As COVID-19 affects our daily lives and we all adjust to a new way of working, it is interesting to think of what could this means for how we work in the long term. The coronavirus pandemic has caused an unequivocal shift in the enterprise making the majority (88%) of organizations now either require or encourage their employees to work from home, according to the Gartner HR survey published on March 19.
Shawn Dickerson, senior vice president of marketing at Keyedin said, "COVID-19 has effectively become a tipping point for remote workers." People who normally work outside the office like those in the tech industry are already familiar with the tools and techniques, but this pandemic has forced workers from industries to adopt these tools and techniques which Dickerson believed has changed the dynamic of work forever.
Here are 5 ways the future of work is changing because of the COVID-19 pandemic:
1. Permanently Flexible Future
According to Ben Rogers, President of platform and technology clients at the National Research Group (NRG), at this stage, remote working will be viewed with entirely new importance post-COVID-19. There will be significant, and permanent transition to a more remote working even after the COVID-19 clears, in fear of the next pandemic. More investments will be made to platforms and technology to maximize efficiency in this new standard.
Of course, not all companies will remain in a completely remote state, but most of them will now be more flexible. Chris Kozup, CMO at Aruba said that organizations now will be more flexible in supporting a broader range of work situations and environments for their employees. Organizations will be less strict in requiring their employees to go to the office, and will now allow the work-from-home setup when the need arises.

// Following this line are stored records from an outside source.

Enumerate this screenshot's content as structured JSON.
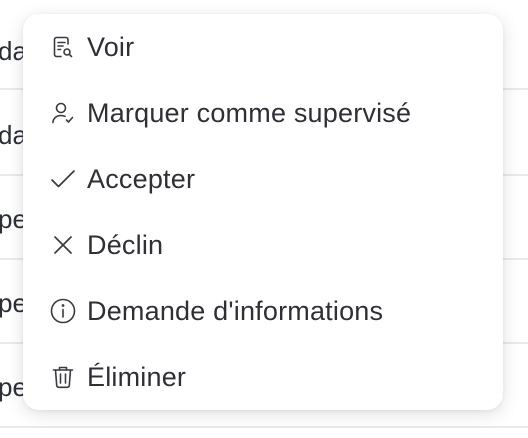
{
  "background": {
    "rows": [
      {
        "text": "da"
      },
      {
        "text": "da"
      },
      {
        "text": "pe"
      },
      {
        "text": "pe"
      },
      {
        "text": "pe"
      }
    ]
  },
  "menu": {
    "items": [
      {
        "label": "Voir",
        "icon": "view-document-icon"
      },
      {
        "label": "Marquer comme supervisé",
        "icon": "user-check-icon"
      },
      {
        "label": "Accepter",
        "icon": "check-icon"
      },
      {
        "label": "Déclin",
        "icon": "close-icon"
      },
      {
        "label": "Demande d'informations",
        "icon": "info-icon"
      },
      {
        "label": "Éliminer",
        "icon": "trash-icon"
      }
    ]
  },
  "colors": {
    "text": "#2f3035",
    "icon": "#3a3b40",
    "background": "#ffffff",
    "divider": "#e9eaed"
  }
}
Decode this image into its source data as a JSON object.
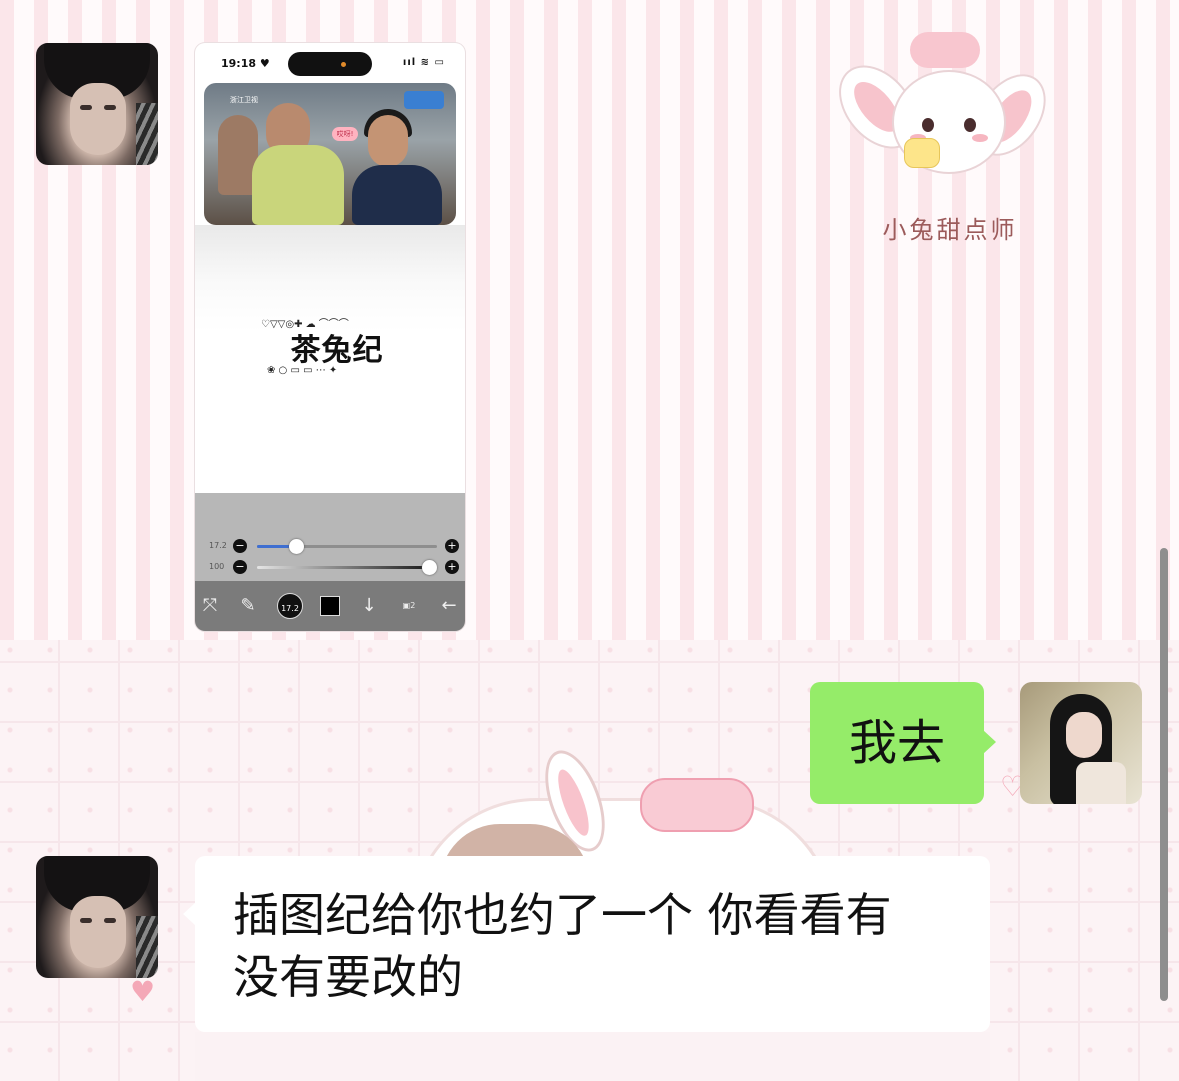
{
  "phone_screenshot": {
    "status_time": "19:18 ♥",
    "status_icons": "ııl ≋ ▭",
    "tv_badge": "哎呀!",
    "tv_logo": "浙江卫视",
    "canvas_title": "茶兔纪",
    "brush_size_value": "17.2",
    "opacity_value": "100",
    "brush_size_fraction": 0.22,
    "opacity_fraction": 1.0,
    "toolbar_brush_size": "17.2",
    "layers_count": "2",
    "icons": [
      "transform-icon",
      "brush-icon",
      "brush-size-icon",
      "color-swatch-icon",
      "download-icon",
      "layers-icon",
      "back-arrow-icon"
    ]
  },
  "sticker": {
    "caption": "小兔甜点师"
  },
  "messages": [
    {
      "side": "left",
      "type": "image",
      "avatar": "avatar-friend"
    },
    {
      "side": "right",
      "type": "text",
      "text": "我去",
      "avatar": "avatar-me",
      "bubble_color": "#95ec69"
    },
    {
      "side": "left",
      "type": "text",
      "text_line1": "插图纪给你也约了一个 你看看有",
      "text_line2": "没有要改的",
      "avatar": "avatar-friend",
      "bubble_color": "#ffffff"
    }
  ]
}
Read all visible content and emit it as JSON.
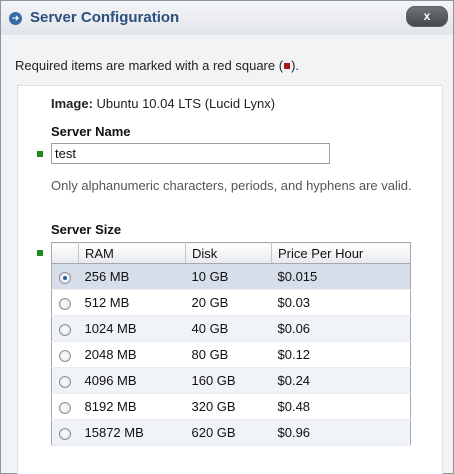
{
  "dialog": {
    "title": "Server Configuration",
    "close_label": "x",
    "title_icon": "arrow-right-circle-icon"
  },
  "required_note": {
    "before": "Required items are marked with a red square (",
    "after": ")."
  },
  "image": {
    "label": "Image:",
    "value": "Ubuntu 10.04 LTS (Lucid Lynx)"
  },
  "server_name": {
    "label": "Server Name",
    "value": "test",
    "hint": "Only alphanumeric characters, periods, and hyphens are valid."
  },
  "server_size": {
    "label": "Server Size",
    "columns": [
      "RAM",
      "Disk",
      "Price Per Hour"
    ],
    "rows": [
      {
        "ram": "256 MB",
        "disk": "10 GB",
        "price": "$0.015",
        "selected": true
      },
      {
        "ram": "512 MB",
        "disk": "20 GB",
        "price": "$0.03",
        "selected": false
      },
      {
        "ram": "1024 MB",
        "disk": "40 GB",
        "price": "$0.06",
        "selected": false
      },
      {
        "ram": "2048 MB",
        "disk": "80 GB",
        "price": "$0.12",
        "selected": false
      },
      {
        "ram": "4096 MB",
        "disk": "160 GB",
        "price": "$0.24",
        "selected": false
      },
      {
        "ram": "8192 MB",
        "disk": "320 GB",
        "price": "$0.48",
        "selected": false
      },
      {
        "ram": "15872 MB",
        "disk": "620 GB",
        "price": "$0.96",
        "selected": false
      }
    ]
  },
  "colors": {
    "title_text": "#2b4f7e",
    "required_marker": "#b01818",
    "field_marker": "#1d8a1d",
    "selected_row": "#d6deea"
  }
}
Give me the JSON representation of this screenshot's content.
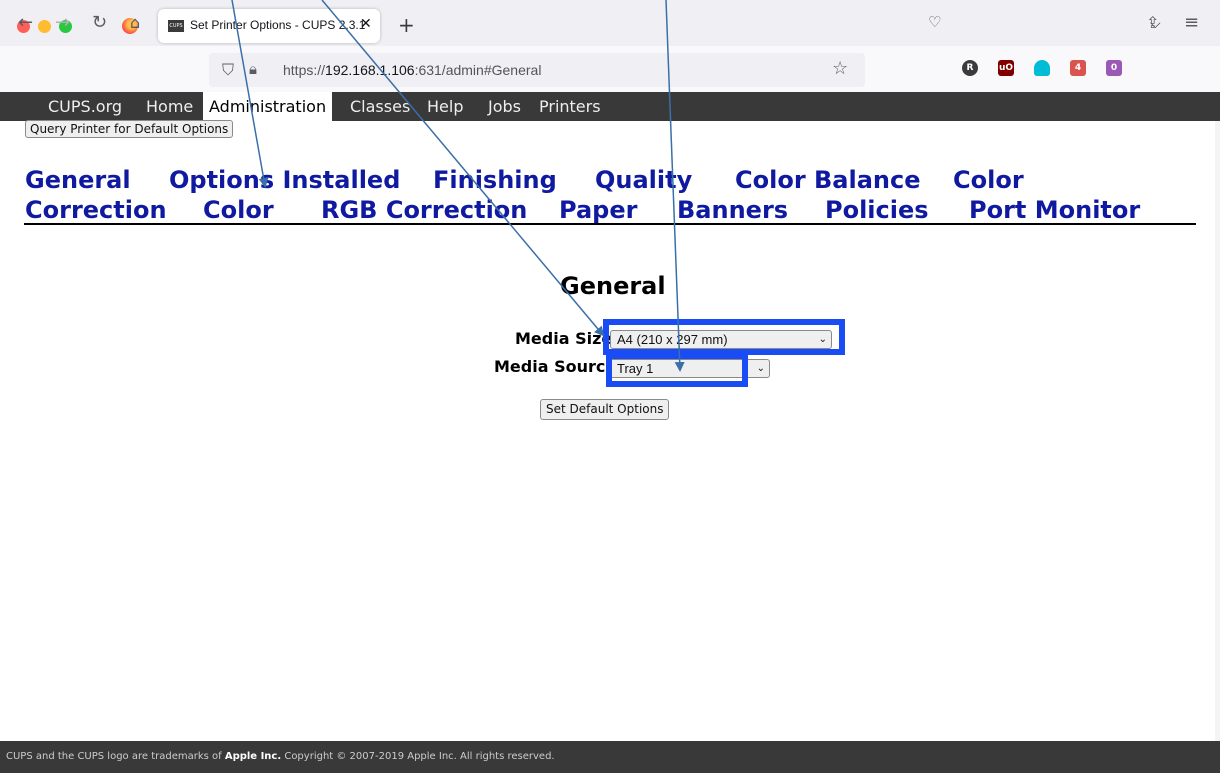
{
  "browser": {
    "tab_title": "Set Printer Options - CUPS 2.3.1",
    "tab_favicon": "CUPS",
    "url_prefix": "https://",
    "url_host": "192.168.1.106",
    "url_rest": ":631/admin#General",
    "extensions": [
      {
        "name": "R",
        "color": "#3b3b3b"
      },
      {
        "name": "uO",
        "color": "#800000"
      },
      {
        "name": "ghost",
        "color": "#00bcd4"
      },
      {
        "name": "4",
        "color": "#d9534f"
      },
      {
        "name": "0",
        "color": "#9b59b6"
      }
    ]
  },
  "cups_nav": [
    "CUPS.org",
    "Home",
    "Administration",
    "Classes",
    "Help",
    "Jobs",
    "Printers"
  ],
  "query_button": "Query Printer for Default Options",
  "option_links": {
    "general": "General",
    "options_installed": "Options Installed",
    "finishing": "Finishing",
    "quality": "Quality",
    "color_balance": "Color Balance",
    "color_a": "Color",
    "correction": "Correction",
    "color_b": "Color",
    "rgb_correction": "RGB Correction",
    "paper": "Paper",
    "banners": "Banners",
    "policies": "Policies",
    "port_monitor": "Port Monitor"
  },
  "section_title": "General",
  "fields": {
    "media_size_label": "Media Size:",
    "media_size_value": "A4 (210 x 297 mm)",
    "media_source_label": "Media Source:",
    "media_source_value": "Tray 1"
  },
  "set_default_button": "Set Default Options",
  "footer": {
    "pre": "CUPS and the CUPS logo are trademarks of ",
    "apple": "Apple Inc.",
    "post": " Copyright © 2007-2019 Apple Inc. All rights reserved."
  },
  "colors": {
    "link": "#0f1aa0",
    "header_bg": "#393939",
    "highlight": "#1a4cf5"
  }
}
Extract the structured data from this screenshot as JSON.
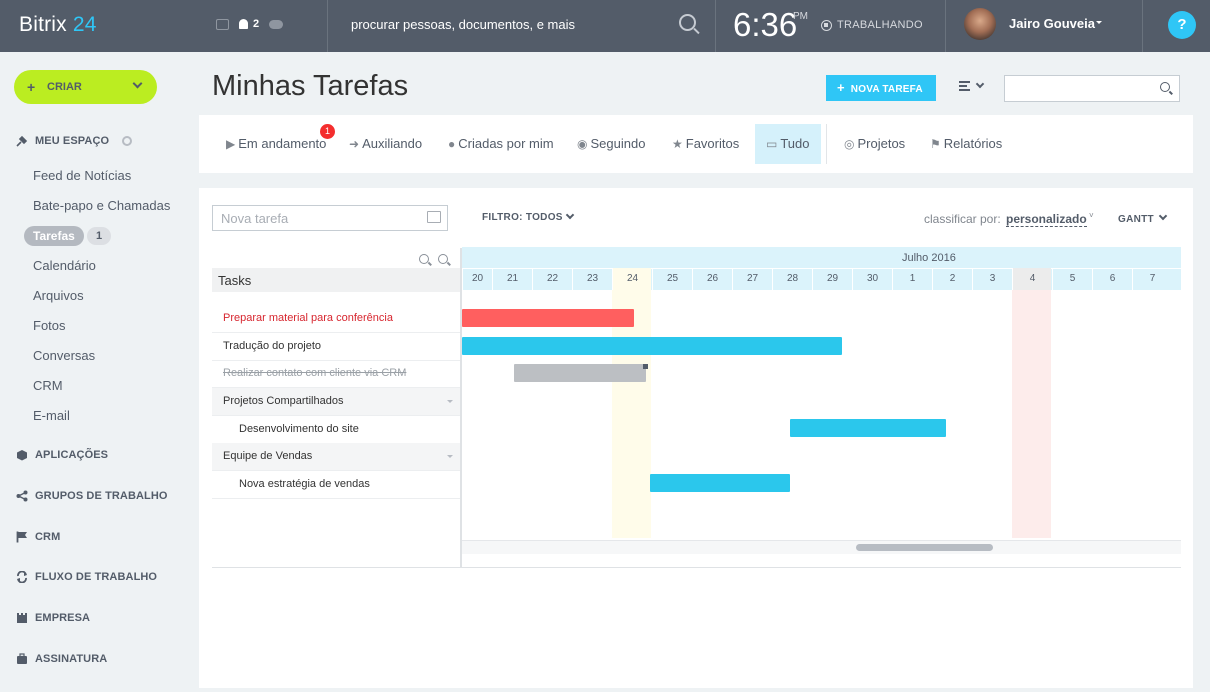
{
  "topbar": {
    "logo_prefix": "Bitrix",
    "logo_num": "24",
    "notifications": "2",
    "search_placeholder": "procurar pessoas, documentos, e mais",
    "time": "6:36",
    "ampm": "PM",
    "work_status": "TRABALHANDO",
    "user_name": "Jairo Gouveia",
    "help": "?"
  },
  "sidebar": {
    "create_label": "CRIAR",
    "my_space": "MEU ESPAÇO",
    "items": [
      "Feed de Notícias",
      "Bate-papo e Chamadas",
      "Tarefas",
      "Calendário",
      "Arquivos",
      "Fotos",
      "Conversas",
      "CRM",
      "E-mail"
    ],
    "tasks_count": "1",
    "sections": [
      "APLICAÇÕES",
      "GRUPOS DE TRABALHO",
      "CRM",
      "FLUXO DE TRABALHO",
      "EMPRESA",
      "ASSINATURA"
    ]
  },
  "header": {
    "title": "Minhas Tarefas",
    "new_task": "NOVA TAREFA"
  },
  "tabs": [
    {
      "label": "Em andamento",
      "icon": "play-icon"
    },
    {
      "label": "Auxiliando",
      "icon": "arrow-icon"
    },
    {
      "label": "Criadas por mim",
      "icon": "user-icon"
    },
    {
      "label": "Seguindo",
      "icon": "eye-icon"
    },
    {
      "label": "Favoritos",
      "icon": "star-icon"
    },
    {
      "label": "Tudo",
      "icon": "inbox-icon"
    },
    {
      "label": "Projetos",
      "icon": "compass-icon"
    },
    {
      "label": "Relatórios",
      "icon": "flag-icon"
    }
  ],
  "tab_badge": "1",
  "toolbar": {
    "quick_task_placeholder": "Nova tarefa",
    "filter": "FILTRO: TODOS",
    "sort_label": "classificar por:",
    "sort_value": "personalizado",
    "view": "GANTT"
  },
  "gantt": {
    "tree_title": "Tasks",
    "month": "Julho 2016",
    "days": [
      "20",
      "21",
      "22",
      "23",
      "24",
      "25",
      "26",
      "27",
      "28",
      "29",
      "30",
      "1",
      "2",
      "3",
      "4",
      "5",
      "6",
      "7"
    ],
    "rows": [
      {
        "label": "Preparar material para conferência",
        "type": "task",
        "style": "overdue"
      },
      {
        "label": "Tradução do projeto",
        "type": "task",
        "style": "normal"
      },
      {
        "label": "Realizar contato com cliente via CRM",
        "type": "task",
        "style": "done"
      },
      {
        "label": "Projetos Compartilhados",
        "type": "group",
        "style": "normal"
      },
      {
        "label": "Desenvolvimento do site",
        "type": "sub",
        "style": "normal"
      },
      {
        "label": "Equipe de Vendas",
        "type": "group",
        "style": "normal"
      },
      {
        "label": "Nova estratégia de vendas",
        "type": "sub",
        "style": "normal"
      }
    ],
    "bars": [
      {
        "row": 0,
        "start": 20,
        "end": 24.3,
        "color": "#ff5f5f"
      },
      {
        "row": 1,
        "start": 20,
        "end": 29.5,
        "color": "#2bc7ec"
      },
      {
        "row": 2,
        "start": 21.3,
        "end": 24.6,
        "color": "#bcbfc3"
      },
      {
        "row": 4,
        "start": 28.2,
        "end": 32.1,
        "color": "#2bc7ec"
      },
      {
        "row": 6,
        "start": 24.7,
        "end": 28.2,
        "color": "#2bc7ec"
      }
    ]
  }
}
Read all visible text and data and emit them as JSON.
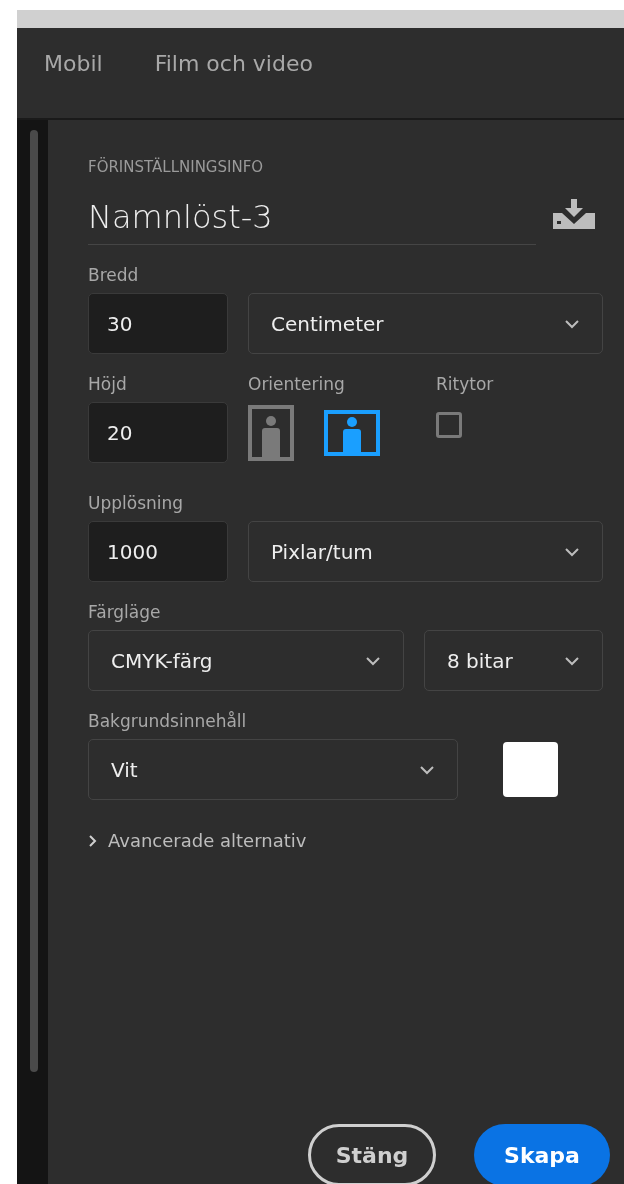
{
  "tabs": [
    {
      "label": "Mobil",
      "selected": false
    },
    {
      "label": "Film och video",
      "selected": false
    }
  ],
  "preset": {
    "heading": "FÖRINSTÄLLNINGSINFO",
    "name": "Namnlöst-3"
  },
  "width": {
    "label": "Bredd",
    "value": "30",
    "unit": "Centimeter"
  },
  "height": {
    "label": "Höjd",
    "value": "20"
  },
  "orientation": {
    "label": "Orientering",
    "options": [
      {
        "kind": "portrait",
        "selected": false
      },
      {
        "kind": "landscape",
        "selected": true
      }
    ]
  },
  "artboards": {
    "label": "Ritytor",
    "checked": false
  },
  "resolution": {
    "label": "Upplösning",
    "value": "1000",
    "unit": "Pixlar/tum"
  },
  "color_mode": {
    "label": "Färgläge",
    "mode": "CMYK-färg",
    "depth": "8 bitar"
  },
  "background": {
    "label": "Bakgrundsinnehåll",
    "value": "Vit"
  },
  "advanced": {
    "label": "Avancerade alternativ",
    "expanded": false
  },
  "buttons": [
    {
      "kind": "secondary",
      "label": "Stäng"
    },
    {
      "kind": "primary",
      "label": "Skapa"
    }
  ]
}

Especially with younger generations, the rigidity of an office-only based environment will not be ideal anymore, according to Rogers.
2. Prioritization of work-life balance
Although it is convenient and comfortable when working from home, it can be a challenge for professionals to draw a line between home and work life.
In a recent article, working from home may harm your mental health. The pressure of balancing your home duties and work is difficult especially when you don't know when to turn your "work mode" off.
3. Movement Toward Agile Work
With remote work, teams become more separated and many will begin collaborating with other employees, according to Rogers. Another trend in the world of agile work is growing beyond software development into finance, marketing, operations and other parts of the organization with the concept of self-organizing teams, Dickerson added.
4. Increased expectations from employees
Different generations appreciate different facets of a work-from-home lifestyle and will want those things in choosing for future employment.
According to Rogers, generation X and Generation Z handles remote work differently. Generation X has more life and professional experience that millennials and generation Z individuals can learn from-which imminently become hygiene factors such as flexibility, remote working, etc. in choosing an employer.
5. Trend toward sustainability
Peter Jackson, CEO of Bluescape mentioned in a statement that remote work takes mental and physical stress out of going to an office but it also positively affects the environment.
Take for example an average employee commuting to work for 26.1 minutes or approximately four and a half hours per week using their cars. Reducing the commute by reducing people down by one day will also reduce 16% of our carbon footprint, Jackson said.
Additionally, there will also be a 20% reduction in energy consumption by reducing the in-office work week down to four days and so on for the next week, that is why we're breathing a clearer air right now than before.
Preparing for these changes
To ensure business continuity, employers should have a solid networking infrastructure in place to enable their employees to stay connected and still be productive while working remotely. This means that employees should have tools, equipment, and systems for them to access resources, just like when they were working in the office, Kozup said.